Even if you tell your child about these restrictions years in advance and allow the child to hang on to any money earned at summer or part-time jobs so that the money will be available for this transition period, the child might not be able to save enough to take advantage of some job opportunities. And no amount of savings from summer employment will eliminate the need for a co-signer in Boston, Washington, New York, or certain other cities.
So if you’re thinking of requiring immediate financial independence, make sure you recognize what you’re incentivizing for. It may indeed be more important to your family for your child to be independent immediately than for the child to be able to take an excellent career-oriented position that happens to be in Boston or happens to start in September. But if you want your child to be able to take that excellent job, don’t set up conditions that would prevent it.
"Also, @MiamiDAP’s one perfect child did not go to a college notorious for workload or grade deflation. " - That is why many valedictorians got derailed in the first Bio class, right? Because the class was way too easy? Interesting concept! And Medical schools are also very easy and that was the reason why they had to study sometime up to 14 hours a day, day after day for several weeks. I never said that my D. is perfect. I said that she is not a genius, she just did her homework at her “easy” HS - and that was the reason why she was the only one with GPA 4.0uw and then at her easy college where many who graduated at the top of their HS class, got derailed from their initial track in the very first semester of the freshman year and also at her exceptionally easy medical school. You can believe in whatever you want, your right, we are in free country…
^^You’re missing the point @MiamiDAP . Just “doing the homework” does not ensure a 4.0. There are so many other things in play. Generally speaking, kids with 4.0s do work hard, but they also have a certain amount of giftedness in areas of traditional schooling. And there is a little bit of luck too. What about the kid who works hard but has a physical or mental illness that takes him out of school a few weeks. He may be able to scrape by with a B in a class or two, derailing his 4.0 chances.
A student might also do all her homework and still get “only” an 85 or 89 in the class. Evaluating students by GPA is not the only way to see who has learned and grown the most as a student anyway.
Well said @surfcity!
Talent, hard work, and luck…
My H has students that have to work their tail off just to get the B…

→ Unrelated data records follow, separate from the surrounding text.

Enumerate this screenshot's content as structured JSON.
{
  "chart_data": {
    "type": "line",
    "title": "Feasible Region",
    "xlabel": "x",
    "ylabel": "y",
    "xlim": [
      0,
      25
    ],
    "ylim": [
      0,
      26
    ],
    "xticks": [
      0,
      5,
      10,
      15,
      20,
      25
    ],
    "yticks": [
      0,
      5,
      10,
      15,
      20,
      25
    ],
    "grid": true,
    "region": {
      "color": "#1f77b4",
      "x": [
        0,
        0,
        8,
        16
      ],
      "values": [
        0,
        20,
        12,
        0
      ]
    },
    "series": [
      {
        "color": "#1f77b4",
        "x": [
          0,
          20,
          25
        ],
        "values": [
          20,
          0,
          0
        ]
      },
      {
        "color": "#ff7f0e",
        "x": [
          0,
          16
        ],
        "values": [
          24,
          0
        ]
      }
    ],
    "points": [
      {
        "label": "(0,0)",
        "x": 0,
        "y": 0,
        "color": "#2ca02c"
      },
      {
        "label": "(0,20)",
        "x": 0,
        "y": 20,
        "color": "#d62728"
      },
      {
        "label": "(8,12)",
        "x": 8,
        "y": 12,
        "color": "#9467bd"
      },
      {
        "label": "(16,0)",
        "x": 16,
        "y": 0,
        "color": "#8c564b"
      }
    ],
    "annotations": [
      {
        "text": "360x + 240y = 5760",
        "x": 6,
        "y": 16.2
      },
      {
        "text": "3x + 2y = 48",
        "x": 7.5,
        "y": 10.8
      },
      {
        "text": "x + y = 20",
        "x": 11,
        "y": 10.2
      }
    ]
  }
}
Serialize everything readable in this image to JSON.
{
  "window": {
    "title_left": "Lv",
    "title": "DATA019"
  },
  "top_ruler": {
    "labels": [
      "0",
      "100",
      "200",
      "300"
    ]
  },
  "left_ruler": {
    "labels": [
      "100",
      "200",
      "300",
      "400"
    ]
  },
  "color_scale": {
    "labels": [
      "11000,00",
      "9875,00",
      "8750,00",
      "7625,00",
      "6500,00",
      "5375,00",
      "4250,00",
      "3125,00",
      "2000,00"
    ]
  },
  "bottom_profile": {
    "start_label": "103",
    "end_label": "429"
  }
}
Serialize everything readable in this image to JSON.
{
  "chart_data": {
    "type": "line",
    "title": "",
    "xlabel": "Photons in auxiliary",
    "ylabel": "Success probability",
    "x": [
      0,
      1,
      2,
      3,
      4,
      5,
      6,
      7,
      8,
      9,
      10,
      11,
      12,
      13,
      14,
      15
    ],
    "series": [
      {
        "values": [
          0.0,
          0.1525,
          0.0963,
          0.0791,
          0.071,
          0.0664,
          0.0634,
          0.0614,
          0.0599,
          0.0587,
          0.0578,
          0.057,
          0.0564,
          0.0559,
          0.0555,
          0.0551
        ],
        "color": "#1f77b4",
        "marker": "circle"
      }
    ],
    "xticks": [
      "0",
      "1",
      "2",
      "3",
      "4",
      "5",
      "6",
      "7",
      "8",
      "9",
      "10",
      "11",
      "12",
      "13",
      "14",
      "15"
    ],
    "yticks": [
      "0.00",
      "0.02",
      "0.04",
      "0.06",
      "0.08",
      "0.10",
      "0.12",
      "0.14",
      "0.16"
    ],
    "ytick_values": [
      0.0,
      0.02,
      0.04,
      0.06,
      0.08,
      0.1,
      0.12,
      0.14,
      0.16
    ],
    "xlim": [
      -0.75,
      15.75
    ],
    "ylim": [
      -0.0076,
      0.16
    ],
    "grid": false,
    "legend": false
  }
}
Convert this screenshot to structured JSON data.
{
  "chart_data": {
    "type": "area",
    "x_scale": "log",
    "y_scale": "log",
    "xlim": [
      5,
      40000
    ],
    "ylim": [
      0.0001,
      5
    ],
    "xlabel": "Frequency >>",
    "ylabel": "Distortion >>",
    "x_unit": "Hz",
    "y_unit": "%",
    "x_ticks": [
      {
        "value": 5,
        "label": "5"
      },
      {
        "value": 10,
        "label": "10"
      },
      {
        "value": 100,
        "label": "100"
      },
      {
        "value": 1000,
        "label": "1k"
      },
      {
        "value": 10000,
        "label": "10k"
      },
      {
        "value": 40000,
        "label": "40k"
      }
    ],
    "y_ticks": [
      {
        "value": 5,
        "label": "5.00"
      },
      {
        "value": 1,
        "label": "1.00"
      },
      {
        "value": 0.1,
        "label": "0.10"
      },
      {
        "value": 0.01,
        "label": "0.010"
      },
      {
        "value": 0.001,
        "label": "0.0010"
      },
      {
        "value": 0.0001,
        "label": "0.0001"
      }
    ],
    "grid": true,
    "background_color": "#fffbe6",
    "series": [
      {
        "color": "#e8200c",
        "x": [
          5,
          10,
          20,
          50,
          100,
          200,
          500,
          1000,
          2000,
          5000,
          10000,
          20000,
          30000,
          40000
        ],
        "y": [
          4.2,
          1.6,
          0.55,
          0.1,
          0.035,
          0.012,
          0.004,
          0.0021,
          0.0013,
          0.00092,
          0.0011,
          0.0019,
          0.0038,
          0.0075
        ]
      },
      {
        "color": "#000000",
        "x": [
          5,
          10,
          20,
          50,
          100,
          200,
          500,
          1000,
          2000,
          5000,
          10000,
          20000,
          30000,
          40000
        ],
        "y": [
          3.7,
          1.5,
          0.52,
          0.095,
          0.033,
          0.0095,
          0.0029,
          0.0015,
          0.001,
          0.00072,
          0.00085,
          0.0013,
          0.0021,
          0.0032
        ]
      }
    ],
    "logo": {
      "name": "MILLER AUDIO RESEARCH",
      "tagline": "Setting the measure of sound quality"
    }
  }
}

My daughter does all her homework, works hard, is a ‘delight to have in class’ and still doesn’t get all A’s. I’d be happy with half A’s. She was born at 24 weeks, had a brain bleed, and I think does very well for a person with her beginnings. Her ‘homework’ in K was not doing math worksheets or spelling words, but learning to hold a pencil and actually use it to make marks on a paper. She’s right brain dominant, and it is as if the left side of her brain isn’t working at all. No math, science, reasoning skills at all. She’s left handed and not ‘sort of’ left handed either; I have never seen her pick up a pencil or fork with her right hand. Never And she’s a wonderful artist (that homework paid off and she’s great at drawing), writer, actress. She can discuss art, history, religion, anything Disney. She’s never going to be a doctor or lawyer or teacher no matter how much homework she does.
I feel sorry for MiamiDAP’s daughter. Her mother thinks she is just average, that anyone can do what she did. She is probably very talented person, very gifted and hard working, and did a lot more than ‘just her homework.’ She’s also been lucky in that she had all her parents’ attention and money. She never had to have a job while attending high school or even college. She got to take part in lots of ECs. Lucky and talented.
DAP, there aren’t the same grading policies or premed weeding at all colleges. Nor are all k-12 schools alike. Some are challenging, some not so much. You know that, right? It’s good to allow for the differences others experienced.